Table 3 Changes in aerosol optical depth (AOD), single scattering albedo (SSA), and heating rate (HR, K day−1) for three time periods (total, decadal, and intra-decadal) over Kanpur and Beijing (rounded off to 2 decimal digits). Numbers in parenthesis represent the change in % (rounded off to 1 decimal digit).

Conclusions

The climate responses to the changing aerosol patterns (loading, composition and radiative effect) over Asia are highly uncertain1. Over the Asian region the model simulations of the monsoon due to aerosol perturbation, and the representation of precipitation are uncertain1. The diverging aerosol trends (Figs. 15) seen over Asia introduces yet another layer of complexity in aerosol-climate interactions over Asia. It is clear from the present analysis that an accelerated reduction in aerosol emissions, notably light-absorbing aerosols, contributes to reducing the atmospheric solar heating rates due to aerosols in these regions, in addition to major health benefits. It is equally important to realize that the reduction in aerosol emissions leads to a reduction in the column content of aerosols (AOD); however, the composition (SSA) is also simultaneously changing (Figs. 1, 3). Thus, it is important to know which type(s) (amount and proportion) of aerosol species to prioritize for mitigation, i.e., what will result in the most significant decrease in column content and atmospheric warming. This underlines the emergent need to reduce SO2 emissions accompanied with larger reduction in BC emissions, resulting in an increase in the contribution of scattering aerosols (higher SSA), which will result in both surface cooling and a reduction in atmospheric heating. Primary as well as secondary aerosols both need to be reduced to account for the complex interactions between the different pollutant types. However, in the context of changing aerosol regimes, though the primary aerosols are observed to be decreasing, the proportions of secondary aerosols are increasing43. There are also complex effects of changes in aerosols on gas phase chemistry. For example, surface ozone, which is harmful to human health and plants, and is produced in polluted air by photochemical oxidation of volatile organic compounds (VOCs) in the presence of nitrogen oxides (NOx), is increasing over China44. This increase in surface ozone was deduced to be due to the decrease in fine particulate matter, which slows down the aerosol particle sink of hydroperoxy radicals, and in turn leads to enhanced ozone production44. This needs to be taken into account in the case of South Asia as well, where both particulate matter and ozone are expected to increase in the coming decades45.

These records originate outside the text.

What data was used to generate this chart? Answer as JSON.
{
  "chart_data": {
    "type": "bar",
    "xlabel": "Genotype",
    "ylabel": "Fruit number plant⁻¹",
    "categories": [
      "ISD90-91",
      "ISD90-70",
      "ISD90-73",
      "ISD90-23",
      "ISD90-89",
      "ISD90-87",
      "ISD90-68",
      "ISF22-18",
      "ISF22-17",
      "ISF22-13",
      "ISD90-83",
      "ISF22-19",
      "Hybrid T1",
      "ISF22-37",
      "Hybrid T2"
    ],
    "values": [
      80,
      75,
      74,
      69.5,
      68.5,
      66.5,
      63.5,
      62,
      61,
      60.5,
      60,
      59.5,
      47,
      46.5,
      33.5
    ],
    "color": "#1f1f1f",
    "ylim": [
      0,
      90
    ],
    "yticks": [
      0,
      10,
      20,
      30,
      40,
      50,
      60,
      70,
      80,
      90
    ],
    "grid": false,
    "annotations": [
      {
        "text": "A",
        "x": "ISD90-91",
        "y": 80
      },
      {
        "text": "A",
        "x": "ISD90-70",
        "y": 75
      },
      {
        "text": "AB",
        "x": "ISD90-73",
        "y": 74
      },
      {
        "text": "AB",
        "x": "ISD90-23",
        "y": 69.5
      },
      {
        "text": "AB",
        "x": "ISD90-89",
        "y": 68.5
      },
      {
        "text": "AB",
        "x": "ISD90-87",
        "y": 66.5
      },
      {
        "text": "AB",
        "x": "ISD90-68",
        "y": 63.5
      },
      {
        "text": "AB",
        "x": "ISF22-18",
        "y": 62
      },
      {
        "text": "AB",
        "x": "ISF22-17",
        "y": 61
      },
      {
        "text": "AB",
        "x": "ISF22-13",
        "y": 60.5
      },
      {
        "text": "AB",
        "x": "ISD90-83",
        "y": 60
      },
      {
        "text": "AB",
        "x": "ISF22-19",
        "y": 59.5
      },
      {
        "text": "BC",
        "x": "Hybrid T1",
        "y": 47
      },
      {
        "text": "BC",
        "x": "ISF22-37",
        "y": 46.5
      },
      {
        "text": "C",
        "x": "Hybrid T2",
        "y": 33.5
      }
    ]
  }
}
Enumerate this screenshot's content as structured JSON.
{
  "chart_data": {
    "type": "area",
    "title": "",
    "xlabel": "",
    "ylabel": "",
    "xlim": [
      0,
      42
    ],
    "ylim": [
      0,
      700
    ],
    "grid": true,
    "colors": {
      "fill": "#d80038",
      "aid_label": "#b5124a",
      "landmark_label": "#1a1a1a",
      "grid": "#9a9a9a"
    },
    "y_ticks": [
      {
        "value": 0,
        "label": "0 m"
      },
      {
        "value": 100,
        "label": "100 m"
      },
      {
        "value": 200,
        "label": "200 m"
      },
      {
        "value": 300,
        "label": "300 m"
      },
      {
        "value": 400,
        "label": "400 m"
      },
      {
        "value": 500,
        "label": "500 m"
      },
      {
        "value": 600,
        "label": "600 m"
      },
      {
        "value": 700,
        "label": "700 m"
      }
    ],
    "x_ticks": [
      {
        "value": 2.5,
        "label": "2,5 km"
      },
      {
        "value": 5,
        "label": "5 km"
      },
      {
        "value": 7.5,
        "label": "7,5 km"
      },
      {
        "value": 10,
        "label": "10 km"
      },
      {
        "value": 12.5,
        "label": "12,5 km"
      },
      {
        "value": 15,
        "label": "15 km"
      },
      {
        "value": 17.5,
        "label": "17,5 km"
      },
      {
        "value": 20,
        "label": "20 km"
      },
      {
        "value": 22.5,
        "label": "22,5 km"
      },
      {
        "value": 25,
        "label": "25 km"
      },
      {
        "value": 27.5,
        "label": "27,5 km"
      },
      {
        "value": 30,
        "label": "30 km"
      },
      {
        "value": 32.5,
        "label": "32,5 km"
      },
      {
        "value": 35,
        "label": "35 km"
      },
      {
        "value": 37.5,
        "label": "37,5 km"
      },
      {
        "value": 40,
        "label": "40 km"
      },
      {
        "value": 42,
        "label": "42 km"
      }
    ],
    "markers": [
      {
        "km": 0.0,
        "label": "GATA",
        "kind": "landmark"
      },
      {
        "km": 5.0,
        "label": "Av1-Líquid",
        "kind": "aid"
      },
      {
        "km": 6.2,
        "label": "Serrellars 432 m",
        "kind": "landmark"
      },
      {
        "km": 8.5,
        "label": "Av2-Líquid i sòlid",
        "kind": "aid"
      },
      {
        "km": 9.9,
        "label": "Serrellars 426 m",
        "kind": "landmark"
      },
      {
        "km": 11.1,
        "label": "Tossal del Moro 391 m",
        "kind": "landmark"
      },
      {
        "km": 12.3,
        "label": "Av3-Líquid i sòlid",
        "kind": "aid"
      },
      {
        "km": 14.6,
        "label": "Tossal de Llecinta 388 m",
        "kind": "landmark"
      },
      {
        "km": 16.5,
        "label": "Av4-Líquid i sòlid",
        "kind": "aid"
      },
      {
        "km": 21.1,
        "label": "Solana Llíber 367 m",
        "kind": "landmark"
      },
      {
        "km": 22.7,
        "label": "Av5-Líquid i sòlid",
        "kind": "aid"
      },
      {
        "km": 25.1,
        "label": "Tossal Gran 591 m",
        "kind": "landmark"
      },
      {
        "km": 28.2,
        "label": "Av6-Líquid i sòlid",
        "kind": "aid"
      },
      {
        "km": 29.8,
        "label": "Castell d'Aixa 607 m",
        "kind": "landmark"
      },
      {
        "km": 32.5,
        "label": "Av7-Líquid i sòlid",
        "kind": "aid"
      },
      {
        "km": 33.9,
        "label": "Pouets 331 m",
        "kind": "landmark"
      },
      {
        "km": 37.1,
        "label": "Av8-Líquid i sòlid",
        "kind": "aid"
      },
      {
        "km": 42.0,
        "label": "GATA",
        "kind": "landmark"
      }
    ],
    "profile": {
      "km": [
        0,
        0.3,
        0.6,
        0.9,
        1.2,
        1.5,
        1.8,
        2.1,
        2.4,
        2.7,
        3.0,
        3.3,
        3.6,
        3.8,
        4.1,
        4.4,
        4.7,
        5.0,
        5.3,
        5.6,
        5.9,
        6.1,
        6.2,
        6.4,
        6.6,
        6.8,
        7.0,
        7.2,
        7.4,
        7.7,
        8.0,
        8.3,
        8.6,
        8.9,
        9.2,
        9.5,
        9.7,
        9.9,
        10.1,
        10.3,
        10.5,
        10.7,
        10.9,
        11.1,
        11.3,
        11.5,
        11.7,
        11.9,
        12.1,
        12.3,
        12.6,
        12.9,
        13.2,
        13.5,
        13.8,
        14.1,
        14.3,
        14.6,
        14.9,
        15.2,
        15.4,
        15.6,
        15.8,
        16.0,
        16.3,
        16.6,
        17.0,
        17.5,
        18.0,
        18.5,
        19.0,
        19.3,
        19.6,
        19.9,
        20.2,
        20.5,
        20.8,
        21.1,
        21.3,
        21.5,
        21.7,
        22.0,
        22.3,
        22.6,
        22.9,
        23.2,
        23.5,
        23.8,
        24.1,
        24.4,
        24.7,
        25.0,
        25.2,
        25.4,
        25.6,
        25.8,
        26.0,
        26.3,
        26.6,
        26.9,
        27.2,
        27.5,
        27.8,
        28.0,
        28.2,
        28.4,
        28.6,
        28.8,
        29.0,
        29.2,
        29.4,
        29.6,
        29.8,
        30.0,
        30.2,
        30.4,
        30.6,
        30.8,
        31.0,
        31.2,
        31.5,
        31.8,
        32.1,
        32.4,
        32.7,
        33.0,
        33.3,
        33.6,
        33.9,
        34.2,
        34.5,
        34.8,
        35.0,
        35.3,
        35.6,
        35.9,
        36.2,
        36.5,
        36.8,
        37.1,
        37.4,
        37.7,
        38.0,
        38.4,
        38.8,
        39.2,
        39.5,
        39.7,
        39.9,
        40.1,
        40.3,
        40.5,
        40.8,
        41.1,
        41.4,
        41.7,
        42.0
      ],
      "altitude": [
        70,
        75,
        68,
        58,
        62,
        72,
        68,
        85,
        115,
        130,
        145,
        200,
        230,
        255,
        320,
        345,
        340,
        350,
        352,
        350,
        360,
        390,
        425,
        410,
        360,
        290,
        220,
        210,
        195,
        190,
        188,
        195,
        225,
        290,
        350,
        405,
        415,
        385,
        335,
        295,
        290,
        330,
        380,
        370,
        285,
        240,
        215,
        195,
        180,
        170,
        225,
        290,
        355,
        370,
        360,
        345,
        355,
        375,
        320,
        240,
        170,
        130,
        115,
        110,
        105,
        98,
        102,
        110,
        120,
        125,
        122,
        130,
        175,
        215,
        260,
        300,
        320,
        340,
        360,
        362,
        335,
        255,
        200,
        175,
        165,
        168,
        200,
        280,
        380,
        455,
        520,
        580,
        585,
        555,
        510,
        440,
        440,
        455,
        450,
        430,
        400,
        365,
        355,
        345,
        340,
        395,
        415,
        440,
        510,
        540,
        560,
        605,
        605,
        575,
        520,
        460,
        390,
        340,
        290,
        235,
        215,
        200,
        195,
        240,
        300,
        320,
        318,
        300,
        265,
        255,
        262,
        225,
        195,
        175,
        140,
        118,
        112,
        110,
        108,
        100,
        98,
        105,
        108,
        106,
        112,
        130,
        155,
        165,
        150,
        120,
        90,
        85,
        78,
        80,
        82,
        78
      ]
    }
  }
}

Given that the situation in terms of aerosol loading over East Asia was relatively worse than South Asia around the year 2000, the progress made in East Asia towards reducing aerosol loading and resultant atmospheric heating up to the present is encouraging. This provides hope for South Asia in calling for similarly aggressive efforts towards reducing air pollution and atmospheric warming. Further analyses such as this, along with model simulations, will be valuable in unravelling the aerosol-climate interactions over Asia, and helping to reduce their impacts on both climate and human health. There is a clear need for further studies, in particular, extensive simulations with climate models to understand any implications of the diverging trends in aerosols between East Asia and South Asia and how this might contribute to climate change, i.e., slowing down or unmasking the global warming in the near term, as well as possibly contributing to large-scale changes in regional atmospheric stability, circulations and hydrological cycles in both regions. Follow-up studies to examine these issues would be of value for better understanding the expected future climate impacts and the potential value of various mitigation measures.